İşte canlıların yaşamlarını devam ettirebilmeleri için onlara gereken tüm rızkı/koşulları yaratan da Allah’tır. Yani bu ayette Allah bir canlı yaratırken onun yaşamını sürdürebilmesi için gerekli tüm koşulları/rızkı da yaratacağını ifade etmiş olmaktadır.
Örneğin;
Allah insanı yarattı. İnsanın yaşamını sürdürmesi için temel olarak oksijen ve su gerekiyor. Oksijen ve suyu yaratmadığını düşünelim. O halde insan ölecektir.Keza insanın yaşaması için gıdaya, vitamin ve minerallere vb. ihtiyacı vardır.Keza bitkilerin yaşamlarını sürdürebilmesi için güneşe, ışığa, havaya, suya…Hayvanların da başka başka şeylere, şartlara ortamlara ihtiyacı vardır.

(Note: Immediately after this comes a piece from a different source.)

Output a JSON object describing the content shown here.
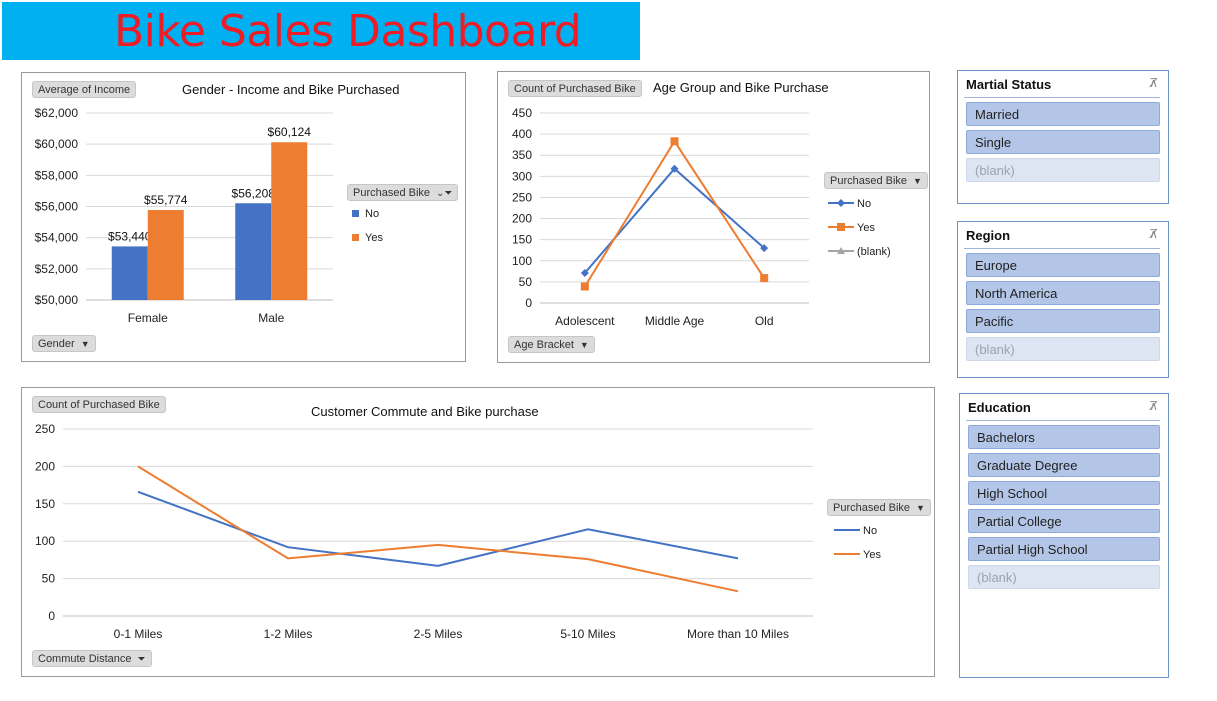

İşte Allah canlıları yaratırken tüm bu şartları ve imkanları da birlikte yaratmış tüm canlıların rızıklarını, yaşayacakları yuvaları olan dünyaya belli bir ölçüde ve onları açlığa sürüklemeyecek şekilde serpiştirmiştir. Ve bunu –yani onların rızıklarını yaratmayı- kendi üzerine almıştır.

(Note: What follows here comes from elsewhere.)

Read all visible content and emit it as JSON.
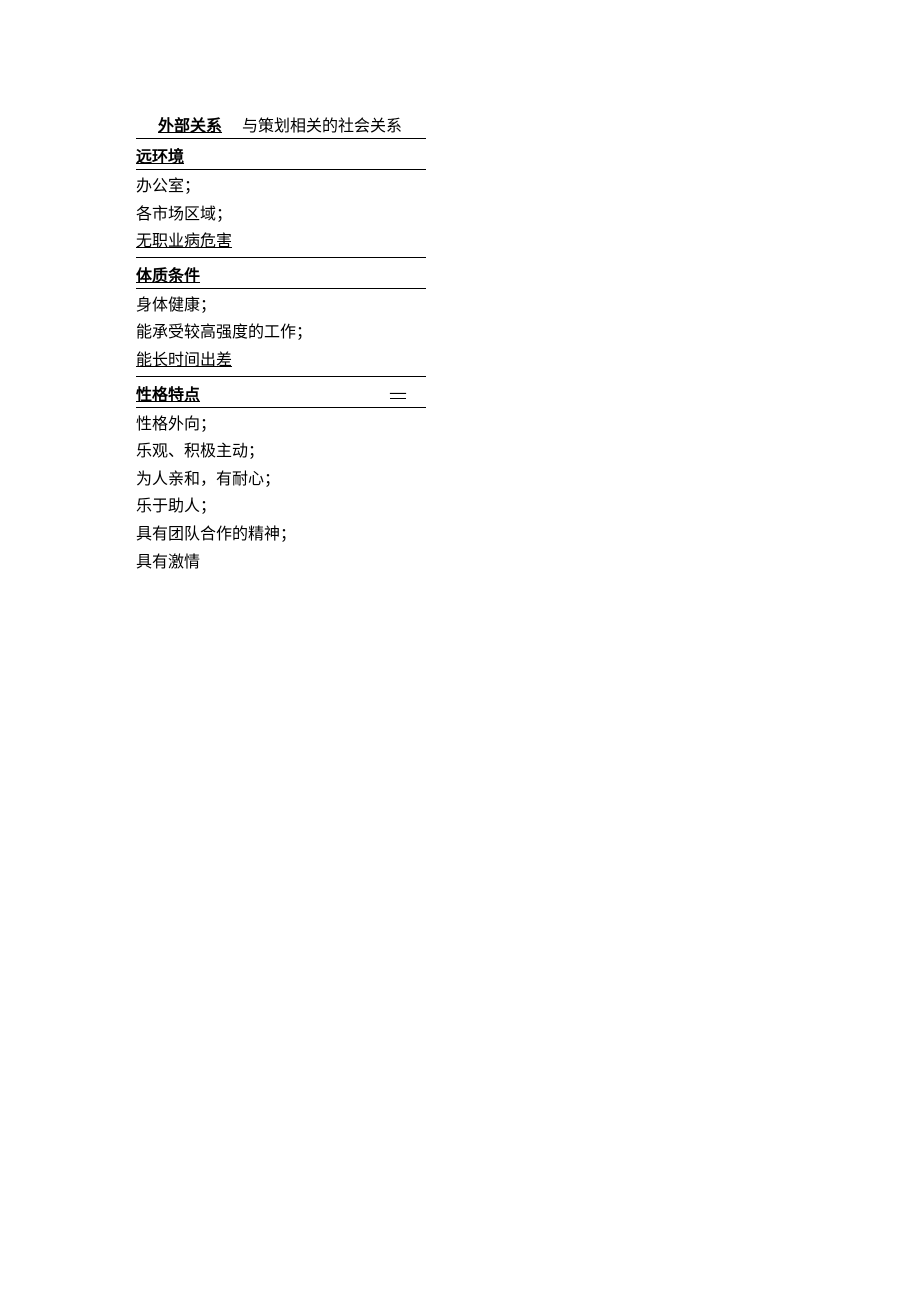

Yani genelde canlılar, özelde ise insanlar oksijeni, suyu, ışığı, meyve ve sebzeleri ve kendi rızıklarını yaratamazlar. –Allah’dan başka hiçbir sebep de kendi başına bir şey yaratmaya muktedir değildir. Yani dünyadaki canlıların rızıklarını yaratan kör tesadüfler değil Allah’tır- Onların rızıklarını yaratmak Allah’a aittir ve o da taahhüt ettiği gibi dünyadaki tüm canlıların tüm ihtiyaçlarını karşılayacak ortamları, rızıkları yaratmıştır.